Filosofia

L’arte del fallimento in Emil Cioran

Il filosofo Emil Cioran in Romania negli anni Quaranta

Il filosofo Emil Cioran in Romania negli anni Quaranta

Il 20 giugno 1995 moriva Emil Cioran, il filosofo rumeno che aveva fatto del fallimento la sua musa più fedele. Trent’anni dopo, la sua figura continua a interrogarci con una forza che il tempo non ha attenuato. Anzi, ha reso più penetrante. Cioran è un antidoto radicale alla nostra epoca ossessionata dal successo e dall’ottimizzazione di sé. Il pensatore ha trasformato infatti la sconfitta in una forma d’arte sublime. «Un libro è un suicidio rimandato», diceva. Per lui la scrittura (necessariamente compulsiva) non era letteratura, ma una questione di vita o di morte.

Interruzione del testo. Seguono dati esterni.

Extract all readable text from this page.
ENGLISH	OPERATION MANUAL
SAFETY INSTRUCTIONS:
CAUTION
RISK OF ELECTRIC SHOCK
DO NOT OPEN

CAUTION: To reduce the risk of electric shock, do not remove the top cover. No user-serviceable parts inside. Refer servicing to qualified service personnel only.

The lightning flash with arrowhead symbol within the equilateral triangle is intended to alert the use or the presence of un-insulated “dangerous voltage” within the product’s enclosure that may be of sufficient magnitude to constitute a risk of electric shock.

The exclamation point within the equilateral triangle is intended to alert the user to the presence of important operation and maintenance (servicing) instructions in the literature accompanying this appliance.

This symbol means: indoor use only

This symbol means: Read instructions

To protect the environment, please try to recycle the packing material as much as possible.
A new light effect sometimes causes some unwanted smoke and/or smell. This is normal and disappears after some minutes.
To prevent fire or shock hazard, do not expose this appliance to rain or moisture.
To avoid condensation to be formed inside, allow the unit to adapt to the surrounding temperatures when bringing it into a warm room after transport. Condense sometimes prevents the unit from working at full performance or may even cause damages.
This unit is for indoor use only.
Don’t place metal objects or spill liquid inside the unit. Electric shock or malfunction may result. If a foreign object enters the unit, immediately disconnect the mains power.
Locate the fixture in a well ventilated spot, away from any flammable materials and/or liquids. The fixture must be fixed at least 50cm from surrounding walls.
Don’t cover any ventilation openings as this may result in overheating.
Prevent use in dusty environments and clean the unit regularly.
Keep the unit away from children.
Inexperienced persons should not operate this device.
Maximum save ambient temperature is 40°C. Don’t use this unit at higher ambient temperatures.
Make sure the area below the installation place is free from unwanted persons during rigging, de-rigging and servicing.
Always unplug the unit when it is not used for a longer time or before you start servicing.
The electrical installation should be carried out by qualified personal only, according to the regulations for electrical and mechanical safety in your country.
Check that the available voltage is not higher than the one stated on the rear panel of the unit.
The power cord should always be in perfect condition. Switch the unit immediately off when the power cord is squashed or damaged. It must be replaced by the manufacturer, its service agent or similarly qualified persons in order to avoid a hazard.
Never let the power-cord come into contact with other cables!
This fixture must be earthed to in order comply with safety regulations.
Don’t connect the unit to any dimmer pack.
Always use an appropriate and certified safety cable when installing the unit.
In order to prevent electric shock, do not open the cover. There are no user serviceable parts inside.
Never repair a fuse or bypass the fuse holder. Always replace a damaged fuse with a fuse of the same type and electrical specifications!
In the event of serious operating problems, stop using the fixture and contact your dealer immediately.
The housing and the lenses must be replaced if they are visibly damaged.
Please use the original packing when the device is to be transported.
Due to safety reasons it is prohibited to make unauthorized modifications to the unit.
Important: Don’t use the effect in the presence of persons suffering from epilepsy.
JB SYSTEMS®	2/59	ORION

Nato in Transilvania l’8 aprile 1911, argomentava che esistere è una forma di fallimento cosmico. La sua prima opera filosofica, Al culmine della disperazione, scritta a ventitré anni durante le notti di insonnia – che lo perseguitò tutta la vita – segnò l’inizio di un sodalizio perverso tra scrittura e veglia, creazione mistica e sofferenza intellettuale.